The hotel management erected screens around one of the baths, and Jenny escorted Madame to the private area and drew the concealing blinds around them. Hot waters rose bubbling from the earth to heat the rocks around them. The air was damp and warm. Madame sighed deeply and from the folds of her hooded cloak, her tongue darted out eagerly to explore and sense the space.
“I know reptiles enjoy basking in the heat of the sun,” Jenny said, easing the heavy cloak off Madame’s shoulders. “We have no heat and little sun here in winter, now, and I know it is a hardship. I thought the hot mineral springs might ease you and speed your healing.”
“For me, you do this?” Madame asked with a wondering sigh.
“Of course.” Jenny carefully folded the robe and set it on the bench of the bathing area. She could feel the heat from the stones in her shoes. Her hair was already sticking to her face and she could feel the sweat beading on her back.
Madame had no modesty. She pulled off her loose gown and dropped it carelessly on to the warm, flagged floor. She kicked it aside and stretched, raising her arms above her head. The green scales of her back rippled like water.
Quickly, Jenny averted her gaze.
“I am so repellant to mammal eyes.” Madame said. She lowered herself to the warm stones with a satisfied grunt of pleasure.

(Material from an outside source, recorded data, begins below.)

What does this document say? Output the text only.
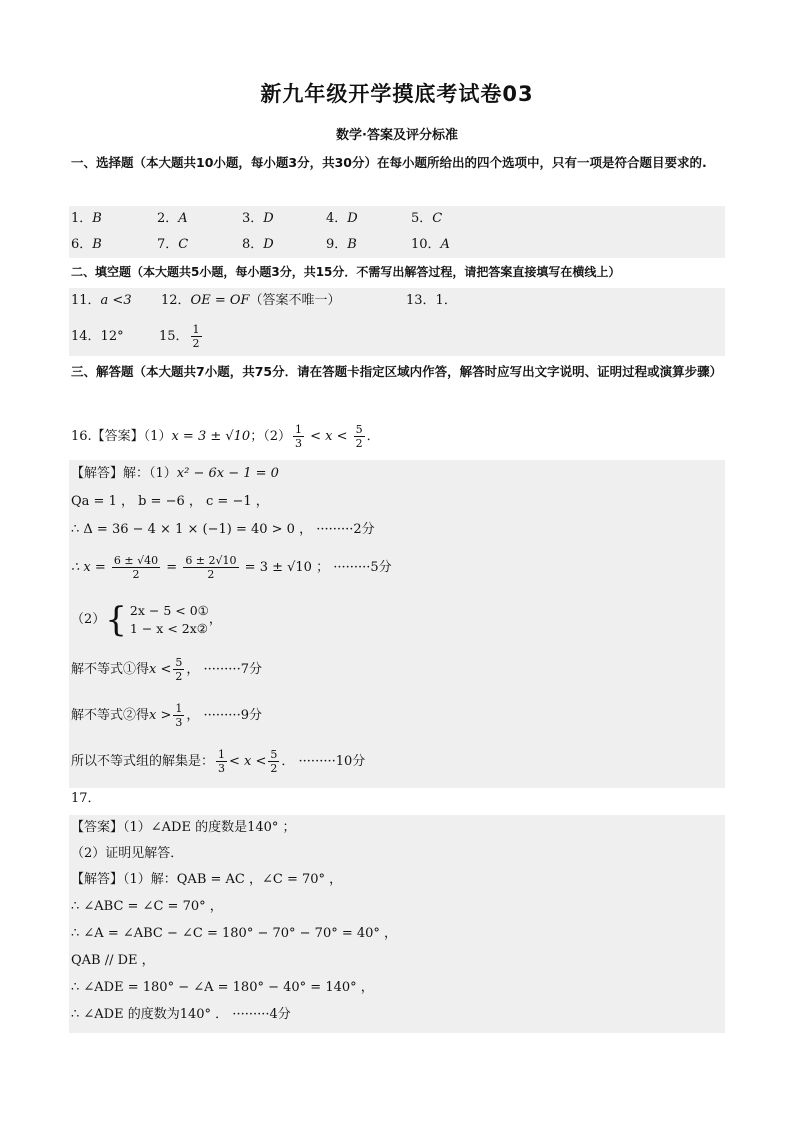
新九年级开学摸底考试卷03
数学·答案及评分标准
一、选择题（本大题共10小题，每小题3分，共30分）在每小题所给出的四个选项中，只有一项是符合题目要求的.
1．B	2．A	3．D	4．D	5．C
6．B	7．C	8．D	9．B	10．A
二、填空题（本大题共5小题，每小题3分，共15分．不需写出解答过程，请把答案直接填写在横线上）
11．a <3 12．OE = OF（答案不唯一）	13．1．
14．12°	15． $\frac{1}{2}$
三、解答题（本大题共7小题，共75分．请在答题卡指定区域内作答，解答时应写出文字说明、证明过程或演算步骤）
16.【答案】（1）x = 3 ± √10；$(2) \frac{1}{3} < x < \frac{5}{2}$ ．
【解答】解：（1）x² − 6x − 1 = 0
Qa = 1 ， b = −6 ， c = −1 ，
∴ Δ = 36 − 4 × 1 × (−1) = 40 > 0 ， ·········2分
∴ $x = \frac{6 \pm √40}{2} = \frac{6 \pm 2√10}{2} = 3 \pm √10$ ； ·········5分
（2）{ 2x − 5 < 0①
1 − x < 2x②
，
解不等式①得$x < \frac{5}{2}$ ， ·········7分
解不等式②得$x > \frac{1}{3}$ ， ·········9分
所以不等式组的解集是： $\frac{1}{3} < x < \frac{5}{2}$ ． ·········10分
17．
【答案】（1）∠ADE 的度数是140° ；
（2）证明见解答．
【解答】（1）解：QAB = AC ，∠C = 70° ，
∴ ∠ABC = ∠C = 70° ，
∴ ∠A = ∠ABC − ∠C = 180° − 70° − 70° = 40° ，
QAB // DE ，
∴ ∠ADE = 180° − ∠A = 180° − 40° = 140° ，
∴ ∠ADE 的度数为140° ． ·········4分
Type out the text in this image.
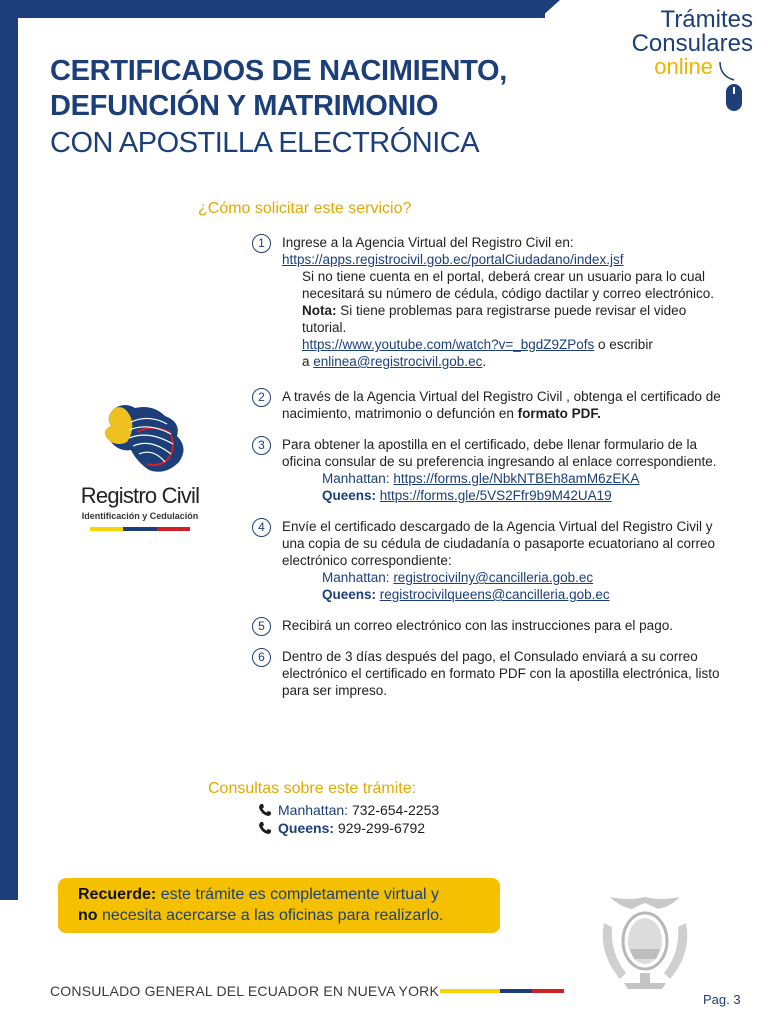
Trámites
Consulares
online
CERTIFICADOS DE NACIMIENTO,
DEFUNCIÓN Y MATRIMONIO
CON APOSTILLA ELECTRÓNICA
¿Cómo solicitar este servicio?
Registro Civil
Identificación y Cedulación
1	Ingrese a la Agencia Virtual del Registro Civil en:
https://apps.registrocivil.gob.ec/portalCiudadano/index.jsf
Si no tiene cuenta en el portal, deberá crear un usuario para lo cual necesitará su número de cédula, código dactilar y correo electrónico. Nota: Si tiene problemas para registrarse puede revisar el video tutorial.
https://www.youtube.com/watch?v=_bgdZ9ZPofs o escribir
a enlinea@registrocivil.gob.ec.
2	A través de la Agencia Virtual del Registro Civil , obtenga el certificado de nacimiento, matrimonio o defunción en formato PDF.
3	Para obtener la apostilla en el certificado, debe llenar formulario de la oficina consular de su preferencia ingresando al enlace correspondiente.
Manhattan: https://forms.gle/NbkNTBEh8amM6zEKA
Queens: https://forms.gle/5VS2Ffr9b9M42UA19
4	Envíe el certificado descargado de la Agencia Virtual del Registro Civil y una copia de su cédula de ciudadanía o pasaporte ecuatoriano al correo electrónico correspondiente:
Manhattan: registrocivilny@cancilleria.gob.ec
Queens: registrocivilqueens@cancilleria.gob.ec
5	Recibirá un correo electrónico con las instrucciones para el pago.
6	Dentro de 3 días después del pago, el Consulado enviará a su correo electrónico el certificado en formato PDF con la apostilla electrónica, listo para ser impreso.
Consultas sobre este trámite:
Manhattan:
732-654-2253
Queens:
929-299-6792
Recuerde: este trámite es completamente virtual y
no necesita acercarse a las oficinas para realizarlo.
CONSULADO GENERAL DEL ECUADOR EN NUEVA YORK
Pag. 3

Jenny stared at her own pale, uniform, white hand on the screen. “Only to those of narrow minds and small hearts, Madame.” She slipped through a gap in the screen and closed it securely.
There was a chair and Jenny took it. It would be warm, but she could manage that for the sake of a speedier recovery (and improvement in Madame’s temperament). “I shall wait here, Madame, and guard your repose.”

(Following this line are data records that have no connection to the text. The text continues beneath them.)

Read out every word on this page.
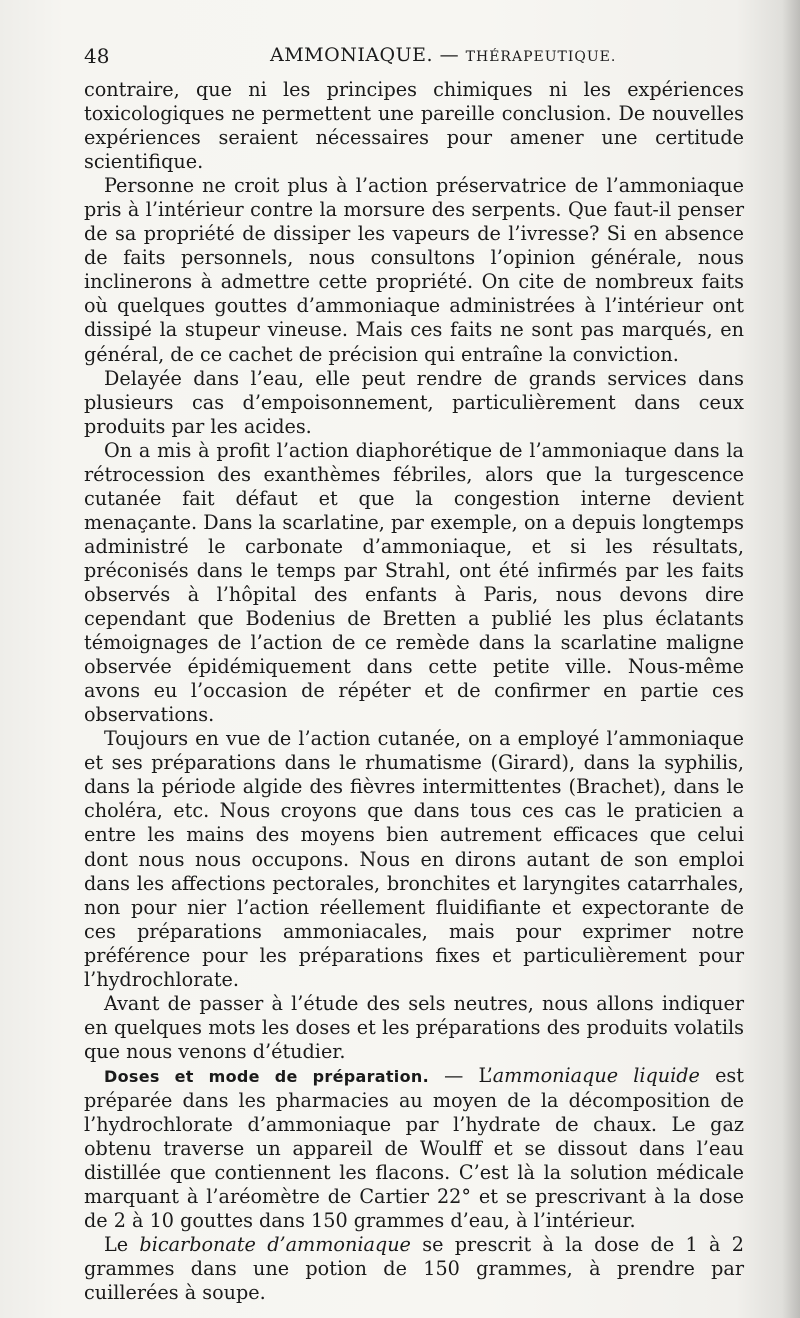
48	AMMONIAQUE. — THÉRAPEUTIQUE.

contraire, que ni les principes chimiques ni les expériences toxicologiques ne permettent une pareille conclusion. De nouvelles expériences seraient nécessaires pour amener une certitude scientifique.

Personne ne croit plus à l’action préservatrice de l’ammoniaque pris à l’intérieur contre la morsure des serpents. Que faut-il penser de sa propriété de dissiper les vapeurs de l’ivresse? Si en absence de faits personnels, nous consultons l’opinion générale, nous inclinerons à admettre cette propriété. On cite de nombreux faits où quelques gouttes d’ammoniaque administrées à l’intérieur ont dissipé la stupeur vineuse. Mais ces faits ne sont pas marqués, en général, de ce cachet de précision qui entraîne la conviction.

Delayée dans l’eau, elle peut rendre de grands services dans plusieurs cas d’empoisonnement, particulièrement dans ceux produits par les acides.

On a mis à profit l’action diaphorétique de l’ammoniaque dans la rétrocession des exanthèmes fébriles, alors que la turgescence cutanée fait défaut et que la congestion interne devient menaçante. Dans la scarlatine, par exemple, on a depuis longtemps administré le carbonate d’ammoniaque, et si les résultats, préconisés dans le temps par Strahl, ont été infirmés par les faits observés à l’hôpital des enfants à Paris, nous devons dire cependant que Bodenius de Bretten a publié les plus éclatants témoignages de l’action de ce remède dans la scarlatine maligne observée épidémiquement dans cette petite ville. Nous-même avons eu l’occasion de répéter et de confirmer en partie ces observations.

Toujours en vue de l’action cutanée, on a employé l’ammoniaque et ses préparations dans le rhumatisme (Girard), dans la syphilis, dans la période algide des fièvres intermittentes (Brachet), dans le choléra, etc. Nous croyons que dans tous ces cas le praticien a entre les mains des moyens bien autrement efficaces que celui dont nous nous occupons. Nous en dirons autant de son emploi dans les affections pectorales, bronchites et laryngites catarrhales, non pour nier l’action réellement fluidifiante et expectorante de ces préparations ammoniacales, mais pour exprimer notre préférence pour les préparations fixes et particulièrement pour l’hydrochlorate.

Avant de passer à l’étude des sels neutres, nous allons indiquer en quelques mots les doses et les préparations des produits volatils que nous venons d’étudier.

Doses et mode de préparation. — L’ammoniaque liquide est préparée dans les pharmacies au moyen de la décomposition de l’hydrochlorate d’ammoniaque par l’hydrate de chaux. Le gaz obtenu traverse un appareil de Woulff et se dissout dans l’eau distillée que contiennent les flacons. C’est là la solution médicale marquant à l’aréomètre de Cartier 22° et se prescrivant à la dose de 2 à 10 gouttes dans 150 grammes d’eau, à l’intérieur.

Le bicarbonate d’ammoniaque se prescrit à la dose de 1 à 2 grammes dans une potion de 150 grammes, à prendre par cuillerées à soupe.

“Jenny,” Madame’s voice carried through the screen. “You are as generous as any of my sisters. And as dear to me. Thank you.”

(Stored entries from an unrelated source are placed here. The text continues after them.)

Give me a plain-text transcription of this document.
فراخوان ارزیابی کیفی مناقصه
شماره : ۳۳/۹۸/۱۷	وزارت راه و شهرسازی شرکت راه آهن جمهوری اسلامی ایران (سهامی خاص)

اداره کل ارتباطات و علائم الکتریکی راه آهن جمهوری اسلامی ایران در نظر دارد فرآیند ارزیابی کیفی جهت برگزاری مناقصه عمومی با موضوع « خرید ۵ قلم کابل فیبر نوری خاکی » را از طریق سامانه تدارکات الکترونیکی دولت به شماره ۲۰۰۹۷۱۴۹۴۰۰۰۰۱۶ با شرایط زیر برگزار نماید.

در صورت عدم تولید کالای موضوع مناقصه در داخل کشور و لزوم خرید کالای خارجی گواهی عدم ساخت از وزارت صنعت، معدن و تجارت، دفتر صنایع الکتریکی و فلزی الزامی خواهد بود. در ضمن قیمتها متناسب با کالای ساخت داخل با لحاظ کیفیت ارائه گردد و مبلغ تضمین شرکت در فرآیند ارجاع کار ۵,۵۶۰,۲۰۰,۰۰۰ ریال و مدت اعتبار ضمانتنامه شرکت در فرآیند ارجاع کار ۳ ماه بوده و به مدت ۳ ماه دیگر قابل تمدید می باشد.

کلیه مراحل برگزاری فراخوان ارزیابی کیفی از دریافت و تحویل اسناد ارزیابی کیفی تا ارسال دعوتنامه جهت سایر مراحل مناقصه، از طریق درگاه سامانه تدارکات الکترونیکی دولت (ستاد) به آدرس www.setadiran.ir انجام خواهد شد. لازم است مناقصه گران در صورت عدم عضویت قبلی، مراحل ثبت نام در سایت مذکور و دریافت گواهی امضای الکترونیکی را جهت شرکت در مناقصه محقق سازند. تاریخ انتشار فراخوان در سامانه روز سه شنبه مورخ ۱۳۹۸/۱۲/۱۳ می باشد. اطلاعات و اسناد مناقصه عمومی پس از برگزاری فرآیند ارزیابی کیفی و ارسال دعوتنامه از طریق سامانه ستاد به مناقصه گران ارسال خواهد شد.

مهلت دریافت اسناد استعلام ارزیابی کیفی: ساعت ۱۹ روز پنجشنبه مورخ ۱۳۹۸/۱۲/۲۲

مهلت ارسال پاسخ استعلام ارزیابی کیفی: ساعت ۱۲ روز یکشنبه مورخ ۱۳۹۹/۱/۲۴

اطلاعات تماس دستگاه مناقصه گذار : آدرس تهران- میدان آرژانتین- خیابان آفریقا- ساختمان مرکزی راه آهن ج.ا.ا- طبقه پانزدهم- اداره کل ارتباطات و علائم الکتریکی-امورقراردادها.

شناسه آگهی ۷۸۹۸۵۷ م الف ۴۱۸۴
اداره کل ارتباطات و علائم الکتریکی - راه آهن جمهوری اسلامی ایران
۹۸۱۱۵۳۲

The words warmed her more even than the steam of the famous baths. “You are most welcome, Madame.”
“When I am healed, we shall work to hone your skills,” Madame said with a decisive air that sounded much more like herself. “Had you been with me, I would not have been caught so unawares. There is a hunt to finish.”
“There is, Madame.” A fierce pride burst in her chest, seeming too small to be contained. And may God have mercy on those men’s pathetic souls, for they would receive no such mercy from Madame Vastra, and Jenny would cut to mince whatever was left.
You can read of the Great Oxford Evolution Debate at the Oxford Museum of Natural History on June 30, 1860 here; and here. Mr. Thomas Huxley’s theories on how birds evolved from dinosaurs were first presented in 1868 and 1870 and fell out of favor. They were resurrected by John Ostrom in the 1970s after the discovery and description of the Deinonychus antirhoppus, which would be popularized, more or less, as the Velociraptors of Jurassic Park. You can read about the origin of birds here though new analyses even in 2011 shows that Archaeopteryx may have just been a feathered dinosaur and not, in fact, a bird. You can read about some of that here and here.
Madame Vastra and Jenny are, by the time of the events of Dr. Who, Series 6, Episode 7, A Good Man Goes To War, presumed to be more than mere employer/employee and as such not gen. The hope here was to provide a solid foundation of friendship and mutual understanding for the partnership we see later.